Diğer taraftan sabır; karşılaşılan sıkıntıya mahkûm olmak, meskenete ve zillete razı olmak, haksız tecavüzlere, insan haysiyetine gölge düşürecek saldırılara katlanmak ve bunlara ses çıkarmamak anlamına da gelmemektedir. Çünkü meşru olmayan şeylere karşı sabır değil tedbir alıp üstesinden gelmek ve miktarınca karşılık vermek tavsiye edilmiştir. Bu durumda bir taraftan içten acı ve elem duyulurken diğer taraftan mücadele edilip karşı konulması gerekir. Zira insanın kendi gücü ve iradesiyle üstesinden gelebileceği kötülüklere katlanması ya da karşılayabileceği ihtiyaçları karşısında gevşek davranıp tepki vermemesi sabır değil, acizlik ve tembelliktir. Bunun için Peygamber Efendimiz “Ya Rabbi! Acizlikten ve tenbellikten sana sığınırım” (Buhari, Cihad, 25) diye dua buyurmuştur. Fakat bazı sıkıntılar vardır ki, kulun irade ve gücünü aşar. Böyle felaketler başa geldiği zaman heyecana kapılmadan ve şikayet etmeden takdir-i ilâhiye razı olup sabretmek müminlerin özelliklerindendir. Nitekim Cenab-ı Allah Kuran-ı Kerimde bu tür hallerde sabr-ı cemili (güzel sabır) emretmiştir. (Yusuf, 12/18). Allah Rasulü (s.a.v) ise “sabr-ı cemili” şikayet edilmeyen sabır olarak açıklamıştır.

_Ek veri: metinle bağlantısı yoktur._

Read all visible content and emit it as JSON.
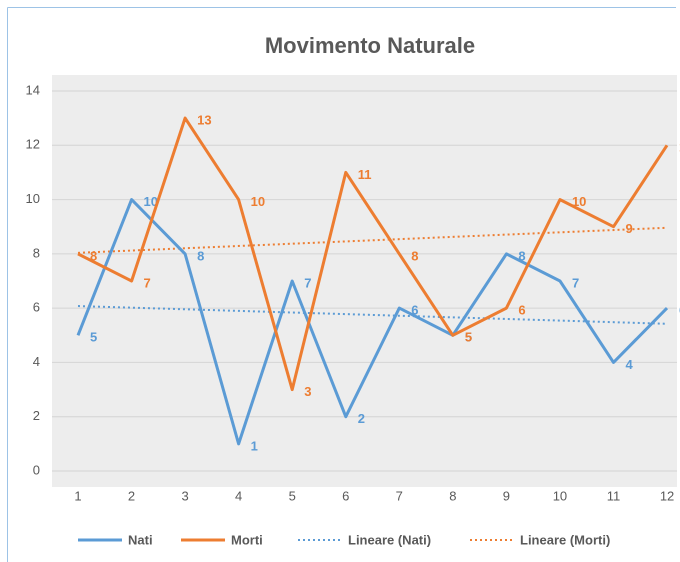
{
  "chart_data": {
    "type": "line",
    "title": "Movimento Naturale",
    "categories": [
      "1",
      "2",
      "3",
      "4",
      "5",
      "6",
      "7",
      "8",
      "9",
      "10",
      "11",
      "12"
    ],
    "series": [
      {
        "name": "Nati",
        "color": "#5b9bd5",
        "values": [
          5,
          10,
          8,
          1,
          7,
          2,
          6,
          5,
          8,
          7,
          4,
          6
        ]
      },
      {
        "name": "Morti",
        "color": "#ed7d31",
        "values": [
          8,
          7,
          13,
          10,
          3,
          11,
          8,
          5,
          6,
          10,
          9,
          12
        ]
      }
    ],
    "trendlines": [
      {
        "name": "Lineare (Nati)",
        "series": 0,
        "color": "#5b9bd5"
      },
      {
        "name": "Lineare (Morti)",
        "series": 1,
        "color": "#ed7d31"
      }
    ],
    "ylim": [
      0,
      14
    ],
    "yticks": [
      0,
      2,
      4,
      6,
      8,
      10,
      12,
      14
    ],
    "grid": true,
    "legend": "bottom"
  }
}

Sabrın öne çıktığı yerlerden birisi de, ibadetleri ifa ve onlara devamdadır. Zira insan, ibadetlere alışma sürecinde gençliğin de etkisi ile onları yerine getirme ve devam konusunda zorlanır. Bu durumlarda sergilenecek sabırda çok değerlidir. Sonuçları bakımından dünya ve ahiret sevincine kapı aralar. Bir de alışıp devamlılık kazanınca ibadet, kişinin ruhu için gıda bedeni için sağlık ve huzur vesilesi olur. Böylece bedenen temiz, ruhen huzur içinde günde beş vakit namaz kılar, sıcak yaz günlerinde hiç bir sıkıntı duymadan oruç tutar. Diğer ibadet, salih amel ve güzel davranışlarda böyledir. Nitekim bir âyeti kerimede bu gerçeğe şöyle vurgu yapılır: "Her kim sabreder ve suç bağışlarsa, bu hareket arzu edilen en iyi işlerdendir." (eş-Şurâ, 42/43)

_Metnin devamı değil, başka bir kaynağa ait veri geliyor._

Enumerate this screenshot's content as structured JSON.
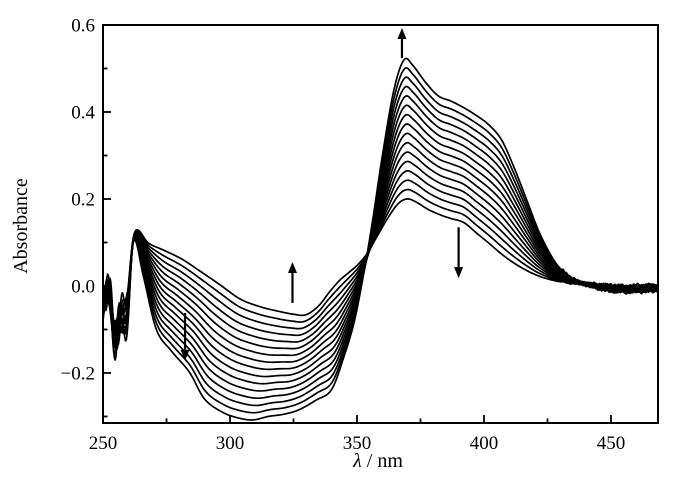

Ama insanlar, çoğu zaman nefsine uyar; Allah Teâlâ'nın emirlerine uyup yasaklarından kaçınmak ona zor gelir, nefse hoş gelen fena arzularını tatmin etmek ister, iyilik ve faziletlerden kaçınır. Örneğin yemek içmek oruç tutmaktan, oturup televizyon seyretmek camiye gidip teravih namazı kılmaktan, cebindeki parasını eğlence ve zevkleri için harcamak, bir yoksula vermekten daha hoş gelir. Bu tür durumlarda nefsin isteklerine karşı sabır gösterip direnerek nefse muhalefet etmek, bizlere ebedi mükafat fırsatları sunar. Mümine yakışanda bu fırsatları değerlendirmektir.